Burung yang menjadi tanda adalah burung Kukau (tekukur malam).
Mohondahabit adalah proses doa yang mereka naikkan kepada Tominuat dengan
Pomangan (sesaji) berupa ; Popos (pinang), hampak (sirih), talon
(kapur) dan sosop (rokok). Mereka percaya bahwa doa yang disampaikan
kepada Tominuat akan diteruskan kepada Nabi lalu kepada Tompu. lalu Tompu
memberi jawaban melalui suara burung. Proses mendengar jawaban itu disebut Pihongo.

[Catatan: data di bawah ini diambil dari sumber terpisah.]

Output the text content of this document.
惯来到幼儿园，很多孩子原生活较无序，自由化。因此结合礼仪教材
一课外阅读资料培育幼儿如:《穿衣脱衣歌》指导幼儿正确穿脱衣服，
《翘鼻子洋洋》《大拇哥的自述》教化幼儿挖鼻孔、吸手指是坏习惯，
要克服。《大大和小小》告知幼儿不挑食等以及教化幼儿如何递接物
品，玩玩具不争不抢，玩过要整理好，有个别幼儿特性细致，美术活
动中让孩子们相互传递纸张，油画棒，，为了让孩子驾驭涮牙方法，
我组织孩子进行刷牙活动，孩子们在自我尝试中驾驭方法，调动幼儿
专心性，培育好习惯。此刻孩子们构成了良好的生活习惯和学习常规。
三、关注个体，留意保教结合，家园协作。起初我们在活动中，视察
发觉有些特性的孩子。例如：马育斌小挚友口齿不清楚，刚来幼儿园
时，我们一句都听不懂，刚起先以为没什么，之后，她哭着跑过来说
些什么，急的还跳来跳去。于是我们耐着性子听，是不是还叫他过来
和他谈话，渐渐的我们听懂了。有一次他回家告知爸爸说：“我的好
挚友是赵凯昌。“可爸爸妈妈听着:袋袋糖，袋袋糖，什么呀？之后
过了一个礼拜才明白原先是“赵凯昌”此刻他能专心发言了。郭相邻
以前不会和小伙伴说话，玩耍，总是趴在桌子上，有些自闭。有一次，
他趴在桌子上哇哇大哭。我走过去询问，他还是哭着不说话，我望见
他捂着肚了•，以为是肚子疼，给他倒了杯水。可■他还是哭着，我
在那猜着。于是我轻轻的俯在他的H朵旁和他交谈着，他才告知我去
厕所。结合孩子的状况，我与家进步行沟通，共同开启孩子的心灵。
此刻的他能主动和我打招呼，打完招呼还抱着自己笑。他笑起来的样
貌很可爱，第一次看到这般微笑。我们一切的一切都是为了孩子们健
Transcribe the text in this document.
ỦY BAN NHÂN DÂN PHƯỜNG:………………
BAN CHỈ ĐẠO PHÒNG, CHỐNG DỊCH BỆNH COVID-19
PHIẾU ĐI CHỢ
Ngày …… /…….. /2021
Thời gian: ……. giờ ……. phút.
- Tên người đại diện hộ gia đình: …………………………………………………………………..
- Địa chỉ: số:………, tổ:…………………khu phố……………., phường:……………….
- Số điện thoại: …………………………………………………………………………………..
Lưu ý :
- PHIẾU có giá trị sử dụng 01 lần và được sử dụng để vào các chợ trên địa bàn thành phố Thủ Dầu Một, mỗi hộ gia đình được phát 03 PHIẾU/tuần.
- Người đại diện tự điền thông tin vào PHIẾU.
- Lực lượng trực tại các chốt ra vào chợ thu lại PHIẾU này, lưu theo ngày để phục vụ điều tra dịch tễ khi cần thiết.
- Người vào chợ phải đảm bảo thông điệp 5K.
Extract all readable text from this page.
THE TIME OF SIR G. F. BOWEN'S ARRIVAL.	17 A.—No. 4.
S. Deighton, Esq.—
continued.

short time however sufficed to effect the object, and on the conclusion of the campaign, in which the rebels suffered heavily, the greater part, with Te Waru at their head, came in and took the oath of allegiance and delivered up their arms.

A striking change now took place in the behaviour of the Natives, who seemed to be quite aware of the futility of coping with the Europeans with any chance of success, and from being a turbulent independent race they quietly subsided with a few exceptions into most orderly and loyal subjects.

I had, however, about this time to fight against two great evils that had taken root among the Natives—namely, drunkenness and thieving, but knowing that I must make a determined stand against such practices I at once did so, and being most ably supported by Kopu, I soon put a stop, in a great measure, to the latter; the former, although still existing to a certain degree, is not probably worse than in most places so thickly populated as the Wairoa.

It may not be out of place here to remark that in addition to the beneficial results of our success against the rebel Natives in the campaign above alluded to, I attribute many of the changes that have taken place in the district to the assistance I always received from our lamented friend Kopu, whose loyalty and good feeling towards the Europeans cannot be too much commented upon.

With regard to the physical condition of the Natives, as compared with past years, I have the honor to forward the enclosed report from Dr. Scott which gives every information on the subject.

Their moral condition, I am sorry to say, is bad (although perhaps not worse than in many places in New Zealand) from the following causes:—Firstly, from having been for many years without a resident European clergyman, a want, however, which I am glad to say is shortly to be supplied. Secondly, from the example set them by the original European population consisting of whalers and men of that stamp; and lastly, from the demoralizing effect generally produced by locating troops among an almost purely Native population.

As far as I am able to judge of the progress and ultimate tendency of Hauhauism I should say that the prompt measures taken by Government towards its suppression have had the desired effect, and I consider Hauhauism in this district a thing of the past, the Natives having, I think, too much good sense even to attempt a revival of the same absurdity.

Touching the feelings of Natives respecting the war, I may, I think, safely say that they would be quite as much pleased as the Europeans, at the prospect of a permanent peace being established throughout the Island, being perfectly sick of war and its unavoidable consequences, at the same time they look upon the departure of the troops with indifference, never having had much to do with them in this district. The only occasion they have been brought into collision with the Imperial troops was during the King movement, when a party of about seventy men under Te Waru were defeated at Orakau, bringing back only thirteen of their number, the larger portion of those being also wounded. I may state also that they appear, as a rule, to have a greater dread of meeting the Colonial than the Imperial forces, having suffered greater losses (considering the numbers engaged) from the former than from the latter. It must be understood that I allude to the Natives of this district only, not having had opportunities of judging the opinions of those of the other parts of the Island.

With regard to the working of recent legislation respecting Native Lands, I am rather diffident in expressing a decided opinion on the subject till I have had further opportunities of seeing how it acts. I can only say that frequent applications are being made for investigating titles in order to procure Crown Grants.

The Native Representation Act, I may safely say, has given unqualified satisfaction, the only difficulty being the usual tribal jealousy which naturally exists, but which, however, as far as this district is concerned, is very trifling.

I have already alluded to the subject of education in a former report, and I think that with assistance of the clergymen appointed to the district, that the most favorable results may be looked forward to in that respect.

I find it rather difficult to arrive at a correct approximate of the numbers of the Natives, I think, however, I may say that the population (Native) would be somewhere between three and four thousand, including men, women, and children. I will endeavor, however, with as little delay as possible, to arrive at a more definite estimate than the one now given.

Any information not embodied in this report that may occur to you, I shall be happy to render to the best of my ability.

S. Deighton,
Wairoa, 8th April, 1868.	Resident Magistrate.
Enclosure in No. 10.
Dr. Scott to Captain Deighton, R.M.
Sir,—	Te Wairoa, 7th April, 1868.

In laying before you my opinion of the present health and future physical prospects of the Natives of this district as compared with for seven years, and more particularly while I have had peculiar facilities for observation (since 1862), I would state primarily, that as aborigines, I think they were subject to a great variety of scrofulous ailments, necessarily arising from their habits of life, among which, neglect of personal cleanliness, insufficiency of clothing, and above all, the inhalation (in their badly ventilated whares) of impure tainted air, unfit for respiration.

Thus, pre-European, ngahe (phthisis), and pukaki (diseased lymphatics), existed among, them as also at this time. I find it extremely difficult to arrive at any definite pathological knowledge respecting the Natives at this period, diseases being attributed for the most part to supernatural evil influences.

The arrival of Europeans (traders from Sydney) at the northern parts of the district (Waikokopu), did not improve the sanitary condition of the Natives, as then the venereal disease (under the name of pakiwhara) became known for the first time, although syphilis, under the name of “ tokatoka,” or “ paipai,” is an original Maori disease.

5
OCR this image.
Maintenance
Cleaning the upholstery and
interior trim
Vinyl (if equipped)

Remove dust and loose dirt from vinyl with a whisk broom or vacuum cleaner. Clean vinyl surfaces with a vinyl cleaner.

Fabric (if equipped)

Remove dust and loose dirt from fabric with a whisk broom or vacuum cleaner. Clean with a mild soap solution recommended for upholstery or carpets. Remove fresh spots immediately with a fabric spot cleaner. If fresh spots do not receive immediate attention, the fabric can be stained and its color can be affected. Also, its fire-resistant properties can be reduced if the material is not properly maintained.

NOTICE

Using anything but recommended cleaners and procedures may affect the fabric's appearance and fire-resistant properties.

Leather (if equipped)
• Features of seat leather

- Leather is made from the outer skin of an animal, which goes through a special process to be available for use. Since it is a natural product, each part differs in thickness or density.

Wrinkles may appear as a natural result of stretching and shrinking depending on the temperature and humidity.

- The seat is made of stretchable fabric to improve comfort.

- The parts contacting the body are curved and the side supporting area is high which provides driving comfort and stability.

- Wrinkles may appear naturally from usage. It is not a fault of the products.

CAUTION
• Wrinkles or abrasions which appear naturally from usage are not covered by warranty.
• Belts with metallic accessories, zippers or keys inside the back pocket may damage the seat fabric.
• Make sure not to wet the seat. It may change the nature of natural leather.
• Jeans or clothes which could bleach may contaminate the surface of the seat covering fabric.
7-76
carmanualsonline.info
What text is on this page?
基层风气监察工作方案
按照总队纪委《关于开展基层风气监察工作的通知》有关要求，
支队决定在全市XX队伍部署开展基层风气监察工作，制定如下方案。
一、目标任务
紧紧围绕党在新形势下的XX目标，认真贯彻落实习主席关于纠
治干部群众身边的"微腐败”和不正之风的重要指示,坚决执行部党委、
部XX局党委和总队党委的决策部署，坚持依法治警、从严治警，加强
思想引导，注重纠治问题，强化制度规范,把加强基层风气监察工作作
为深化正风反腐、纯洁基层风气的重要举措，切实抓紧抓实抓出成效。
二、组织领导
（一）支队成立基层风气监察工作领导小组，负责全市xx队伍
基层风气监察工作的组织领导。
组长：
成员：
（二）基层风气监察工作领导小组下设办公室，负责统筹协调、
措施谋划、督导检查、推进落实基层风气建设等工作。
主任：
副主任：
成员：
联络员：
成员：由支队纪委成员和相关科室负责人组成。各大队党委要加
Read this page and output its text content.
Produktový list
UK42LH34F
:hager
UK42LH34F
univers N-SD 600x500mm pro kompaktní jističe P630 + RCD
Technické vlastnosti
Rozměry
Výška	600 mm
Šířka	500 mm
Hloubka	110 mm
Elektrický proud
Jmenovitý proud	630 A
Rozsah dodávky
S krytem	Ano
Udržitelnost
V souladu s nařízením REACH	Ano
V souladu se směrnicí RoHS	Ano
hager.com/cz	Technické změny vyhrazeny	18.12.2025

Berikut ini tafsir suara kicau berdasarkan jumlah :
1 kali : ada tamu pejabat (utus
daka)
2 kali : ada tamu
3 kali : aba-aba musibah / bahaya
4 kali : baik
5 kali : ada rejeki
6 kali : ada tamu
7 kali : umur panjang / kesembuhan
jika sedang berobat
8 kali : pejabat besar datang
Pengecualian
7 kali lalu disusul suara “kiii..” :
pertanda buruk, terjadi pertumpahan darah.
“Burung Totoidi juga berbunyi
sebagai tanda menjelang pagi dan petang. Bahkan sebelum Utus Daka datang ke
sini, kami sudah diberitahu beberapa hari sebelumnya. Kami mendengar suara
burung berbunyi delapan kali” ucap seorang translator mengulangi kata-kata pak
Gergaji.
Kehidupan Nomaden masih melekat di
dalam kehidupan mereka. Setiap ada anggota keluarga yang meninggal mereka
selalu berpindah tempat. Mayat dibungkus dengan kulit kayu Andolia (Cempaka)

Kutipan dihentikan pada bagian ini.